日本初の官営製糸場である「富岡製糸場」が26日、世界文化遺産への登録を勧告された。登録件数の増加により世界文化遺産の審査が厳しくなる中、富岡製糸場は推薦書の内容がほぼすべて認められる「パーフェクトな勧告」(文化庁担当者)に。明治日本の高い技術革新と、海を越えて絹産業の発展をもたらした歴史的価値が、世界に認められることになった。
産業の近代化を急ぐ明治政府が西欧から最新技術を導入し、明治5年に設立された富岡製糸場は、日本初の本格的な器械製糸工場だ。その後、養蚕技術を独自に改良して大量生産を実現し、技術交流などを通じて世界の絹産業の発展に貢献した。
民営化されて昭和62年まで現役で稼働。操業停止後も所有企業が建物を保全し、群馬県富岡市に寄贈された。文化庁は「これだけ大規模な工場が残っているのは奇跡的だ」と称賛する。

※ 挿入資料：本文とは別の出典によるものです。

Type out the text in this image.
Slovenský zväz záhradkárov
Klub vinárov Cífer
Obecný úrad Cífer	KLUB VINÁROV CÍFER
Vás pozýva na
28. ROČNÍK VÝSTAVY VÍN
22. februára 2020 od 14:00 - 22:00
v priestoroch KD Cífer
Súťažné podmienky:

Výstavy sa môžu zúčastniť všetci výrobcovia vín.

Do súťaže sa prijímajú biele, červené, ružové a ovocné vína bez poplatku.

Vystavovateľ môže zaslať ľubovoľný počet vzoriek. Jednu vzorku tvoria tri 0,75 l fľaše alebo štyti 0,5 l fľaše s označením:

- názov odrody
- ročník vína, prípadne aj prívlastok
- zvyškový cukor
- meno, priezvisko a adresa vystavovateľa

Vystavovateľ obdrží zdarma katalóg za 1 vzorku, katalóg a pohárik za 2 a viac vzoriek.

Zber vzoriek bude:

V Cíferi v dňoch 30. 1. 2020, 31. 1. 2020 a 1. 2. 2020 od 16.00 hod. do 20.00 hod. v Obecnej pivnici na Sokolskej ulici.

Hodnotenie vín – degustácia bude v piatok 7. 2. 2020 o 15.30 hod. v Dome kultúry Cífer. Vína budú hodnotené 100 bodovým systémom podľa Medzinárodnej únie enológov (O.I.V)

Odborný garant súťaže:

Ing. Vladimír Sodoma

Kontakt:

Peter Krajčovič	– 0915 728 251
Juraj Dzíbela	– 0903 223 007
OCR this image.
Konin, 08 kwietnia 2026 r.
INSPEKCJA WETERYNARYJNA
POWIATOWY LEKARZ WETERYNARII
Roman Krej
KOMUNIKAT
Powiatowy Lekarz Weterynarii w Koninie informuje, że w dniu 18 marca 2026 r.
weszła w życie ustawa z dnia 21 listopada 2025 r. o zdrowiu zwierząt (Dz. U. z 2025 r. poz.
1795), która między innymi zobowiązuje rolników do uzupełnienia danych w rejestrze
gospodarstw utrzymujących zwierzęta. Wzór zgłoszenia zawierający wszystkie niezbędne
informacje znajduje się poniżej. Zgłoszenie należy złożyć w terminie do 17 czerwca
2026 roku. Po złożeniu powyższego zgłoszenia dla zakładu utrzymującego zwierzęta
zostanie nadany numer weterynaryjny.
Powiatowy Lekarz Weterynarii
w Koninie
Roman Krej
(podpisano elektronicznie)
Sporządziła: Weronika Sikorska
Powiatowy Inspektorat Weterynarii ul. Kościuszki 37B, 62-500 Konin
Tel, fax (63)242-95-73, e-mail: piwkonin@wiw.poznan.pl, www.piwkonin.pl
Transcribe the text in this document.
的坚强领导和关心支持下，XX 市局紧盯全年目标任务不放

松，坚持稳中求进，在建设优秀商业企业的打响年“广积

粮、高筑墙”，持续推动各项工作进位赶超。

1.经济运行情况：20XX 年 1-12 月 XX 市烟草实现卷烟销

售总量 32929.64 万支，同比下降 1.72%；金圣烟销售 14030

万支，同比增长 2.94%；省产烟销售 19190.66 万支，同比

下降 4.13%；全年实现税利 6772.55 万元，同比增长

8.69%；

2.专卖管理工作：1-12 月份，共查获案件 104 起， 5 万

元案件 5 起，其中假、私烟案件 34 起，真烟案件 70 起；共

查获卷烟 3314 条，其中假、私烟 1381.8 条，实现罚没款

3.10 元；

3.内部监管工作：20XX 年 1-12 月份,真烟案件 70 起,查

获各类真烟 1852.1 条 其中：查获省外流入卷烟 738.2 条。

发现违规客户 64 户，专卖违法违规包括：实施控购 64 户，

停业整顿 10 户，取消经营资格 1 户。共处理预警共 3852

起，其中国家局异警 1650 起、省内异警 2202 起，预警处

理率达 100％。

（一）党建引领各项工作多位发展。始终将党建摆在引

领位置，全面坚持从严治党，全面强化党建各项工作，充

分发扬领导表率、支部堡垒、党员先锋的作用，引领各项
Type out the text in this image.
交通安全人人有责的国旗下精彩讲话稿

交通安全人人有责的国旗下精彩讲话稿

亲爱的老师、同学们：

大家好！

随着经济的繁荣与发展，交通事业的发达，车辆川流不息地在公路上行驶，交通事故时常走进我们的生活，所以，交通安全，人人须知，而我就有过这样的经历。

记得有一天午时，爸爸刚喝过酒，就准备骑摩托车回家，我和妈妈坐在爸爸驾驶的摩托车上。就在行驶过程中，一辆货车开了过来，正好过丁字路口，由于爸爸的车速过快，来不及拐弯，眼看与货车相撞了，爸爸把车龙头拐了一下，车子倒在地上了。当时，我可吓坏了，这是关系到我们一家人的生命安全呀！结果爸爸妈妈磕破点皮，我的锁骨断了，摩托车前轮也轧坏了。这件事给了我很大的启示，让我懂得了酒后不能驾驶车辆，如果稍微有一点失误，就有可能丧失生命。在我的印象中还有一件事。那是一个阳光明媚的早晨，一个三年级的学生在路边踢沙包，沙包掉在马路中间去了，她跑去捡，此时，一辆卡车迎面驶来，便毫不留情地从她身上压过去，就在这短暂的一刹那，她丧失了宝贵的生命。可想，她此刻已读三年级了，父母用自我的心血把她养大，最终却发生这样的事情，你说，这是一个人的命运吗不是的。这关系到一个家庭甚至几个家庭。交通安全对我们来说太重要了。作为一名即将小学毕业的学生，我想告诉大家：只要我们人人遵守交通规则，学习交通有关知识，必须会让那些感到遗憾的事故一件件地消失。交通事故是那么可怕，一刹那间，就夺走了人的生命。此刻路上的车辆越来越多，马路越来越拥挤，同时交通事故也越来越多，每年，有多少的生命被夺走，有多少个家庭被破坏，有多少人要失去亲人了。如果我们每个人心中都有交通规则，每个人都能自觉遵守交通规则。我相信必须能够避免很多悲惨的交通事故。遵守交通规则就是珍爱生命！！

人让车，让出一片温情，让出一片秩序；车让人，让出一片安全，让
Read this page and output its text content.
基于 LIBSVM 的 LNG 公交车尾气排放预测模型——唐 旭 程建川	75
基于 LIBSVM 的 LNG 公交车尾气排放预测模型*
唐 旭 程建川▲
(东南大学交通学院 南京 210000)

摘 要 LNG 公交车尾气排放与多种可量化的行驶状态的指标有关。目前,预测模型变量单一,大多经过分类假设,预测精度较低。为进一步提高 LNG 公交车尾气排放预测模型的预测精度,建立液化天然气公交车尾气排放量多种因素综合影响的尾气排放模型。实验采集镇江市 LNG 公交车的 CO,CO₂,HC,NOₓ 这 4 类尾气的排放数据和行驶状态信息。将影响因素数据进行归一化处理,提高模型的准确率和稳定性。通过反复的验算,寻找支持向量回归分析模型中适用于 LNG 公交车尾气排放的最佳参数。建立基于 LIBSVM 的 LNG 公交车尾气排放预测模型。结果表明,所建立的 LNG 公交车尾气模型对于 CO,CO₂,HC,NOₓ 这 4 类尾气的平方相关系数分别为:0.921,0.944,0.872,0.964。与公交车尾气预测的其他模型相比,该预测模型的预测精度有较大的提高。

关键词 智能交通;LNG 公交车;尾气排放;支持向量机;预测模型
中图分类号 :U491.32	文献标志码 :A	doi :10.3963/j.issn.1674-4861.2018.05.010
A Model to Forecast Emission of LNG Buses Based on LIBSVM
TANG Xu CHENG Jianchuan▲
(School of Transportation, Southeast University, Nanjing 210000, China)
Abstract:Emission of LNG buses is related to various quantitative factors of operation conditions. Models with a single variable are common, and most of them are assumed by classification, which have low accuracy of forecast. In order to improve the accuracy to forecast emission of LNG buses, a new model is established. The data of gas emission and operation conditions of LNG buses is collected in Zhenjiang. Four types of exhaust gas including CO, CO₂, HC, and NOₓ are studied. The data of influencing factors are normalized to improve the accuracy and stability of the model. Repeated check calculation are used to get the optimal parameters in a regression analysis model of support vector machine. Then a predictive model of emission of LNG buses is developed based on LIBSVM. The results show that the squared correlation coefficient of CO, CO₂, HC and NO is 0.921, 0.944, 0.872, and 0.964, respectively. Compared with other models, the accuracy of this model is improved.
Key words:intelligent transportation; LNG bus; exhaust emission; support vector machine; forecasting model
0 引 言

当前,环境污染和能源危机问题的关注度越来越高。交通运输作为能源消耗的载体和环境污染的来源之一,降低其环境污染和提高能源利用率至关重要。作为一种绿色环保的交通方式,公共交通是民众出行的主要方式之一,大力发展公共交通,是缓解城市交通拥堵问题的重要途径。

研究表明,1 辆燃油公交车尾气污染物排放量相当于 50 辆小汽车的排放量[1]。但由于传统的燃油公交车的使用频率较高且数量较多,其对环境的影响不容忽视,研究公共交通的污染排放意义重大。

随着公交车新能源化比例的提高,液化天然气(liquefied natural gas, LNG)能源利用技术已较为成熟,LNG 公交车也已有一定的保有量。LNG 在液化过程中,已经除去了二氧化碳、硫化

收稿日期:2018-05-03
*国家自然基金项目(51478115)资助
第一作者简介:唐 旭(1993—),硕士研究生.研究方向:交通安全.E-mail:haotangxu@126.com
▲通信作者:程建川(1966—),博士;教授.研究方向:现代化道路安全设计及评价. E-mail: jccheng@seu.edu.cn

だが、文化庁関係者は今回の勧告について「決して楽観視はしていなかった」と打ち明ける。世界遺産の審査が年々厳しくなっているからだ。昨年の富士山で構成資産の一つである「三保松原(みほのまつばら)」(静岡市)の除外を求められたように、ここ数年、日本の推薦案件はイコモスから、条件付きで登録勧告される傾向が続いていた。